Towns like Tuoro sul Trasimeno, Castiglione del Lago, and Passignano sul Trasimeno offer placid days and good food along the shoreline or in the cobbled lanes, with views of the lake. The entire lake is a designated regional park, the largest in Umbria, with perch and pike, migaratory birds, ducks and cormants, and plant species.
But what is there to do? Well, boating, fishing, swimming for starters. Other water sports, such as windsurfing and SUP are popular, but so is bird watching. Or hop a ferry to Isola Maggiore, the island has a village that is still inhabited by about 50 year-round residents. It's a great place for lunch and a stroll and the novelty of taking a ferry in Umbria! Smaller Isola Minore and larger Isola Polvese are uninhabited though some buildings remain.

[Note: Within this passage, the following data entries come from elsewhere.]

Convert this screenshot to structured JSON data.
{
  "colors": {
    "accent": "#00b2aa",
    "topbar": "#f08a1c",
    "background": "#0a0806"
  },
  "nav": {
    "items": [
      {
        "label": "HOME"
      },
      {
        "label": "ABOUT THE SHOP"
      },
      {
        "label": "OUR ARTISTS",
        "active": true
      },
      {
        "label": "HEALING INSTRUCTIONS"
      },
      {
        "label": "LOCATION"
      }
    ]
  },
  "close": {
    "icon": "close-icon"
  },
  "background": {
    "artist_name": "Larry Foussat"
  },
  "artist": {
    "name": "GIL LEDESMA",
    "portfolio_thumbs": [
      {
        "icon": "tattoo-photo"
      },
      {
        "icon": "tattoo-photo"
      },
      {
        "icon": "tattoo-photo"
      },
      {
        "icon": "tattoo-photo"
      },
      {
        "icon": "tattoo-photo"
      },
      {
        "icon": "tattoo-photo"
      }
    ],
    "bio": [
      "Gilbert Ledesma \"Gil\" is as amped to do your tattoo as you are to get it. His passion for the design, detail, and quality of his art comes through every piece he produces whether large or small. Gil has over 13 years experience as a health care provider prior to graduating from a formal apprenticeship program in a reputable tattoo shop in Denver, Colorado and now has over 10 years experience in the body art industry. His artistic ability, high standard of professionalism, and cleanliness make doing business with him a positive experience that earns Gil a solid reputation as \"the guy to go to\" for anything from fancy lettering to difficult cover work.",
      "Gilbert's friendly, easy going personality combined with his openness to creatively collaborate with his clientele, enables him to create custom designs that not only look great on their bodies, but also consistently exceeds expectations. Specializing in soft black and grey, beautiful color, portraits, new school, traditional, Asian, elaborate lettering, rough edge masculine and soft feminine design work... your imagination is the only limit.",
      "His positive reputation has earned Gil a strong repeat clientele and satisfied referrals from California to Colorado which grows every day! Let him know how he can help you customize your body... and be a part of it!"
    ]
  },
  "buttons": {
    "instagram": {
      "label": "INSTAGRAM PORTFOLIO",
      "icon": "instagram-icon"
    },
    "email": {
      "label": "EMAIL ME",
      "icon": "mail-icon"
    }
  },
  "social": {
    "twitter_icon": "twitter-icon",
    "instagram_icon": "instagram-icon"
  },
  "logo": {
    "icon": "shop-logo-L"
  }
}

There are walking and cycling paths throughout the area and rimming the lake; you can find maps and descriptions on the park's website or at visitor's centers in the towns on the lake. There's a museum dedicated to Hannibal's victory at Tuoro sul Trasimeno, and a unique sculpture garden, the Campo del Sole (field of the sun). Special events are organized from spring through autumn, including the Trasimeno Music Festival, Trasimeno Blues, and literary events, but don't rule out the plethora of food events (this is Italy, after all!). Want more excitement? There is horse riding and MTBs to get out and see the land. Want to hit the links? The Lamborghini Golf Club is here, one of Italy's most prestigious.
Wineries dot the hills around the lake, so you can visit and sample the local vintages. Castles beckon to be visited and photographed, stolid fortresses that still watch over Umbria. (We recommend the Knights of Malta castle in Magione to visit.) An unusual site is the leaning tower of Vernazzano, practically unknown compared to the decorative Pisa tower, but a tilted spectacle, nonetheless.
Or just walk along the shore, listen to the lapping of the water, and enjoy the peaceful place that has witnessed millennia of history on its shore.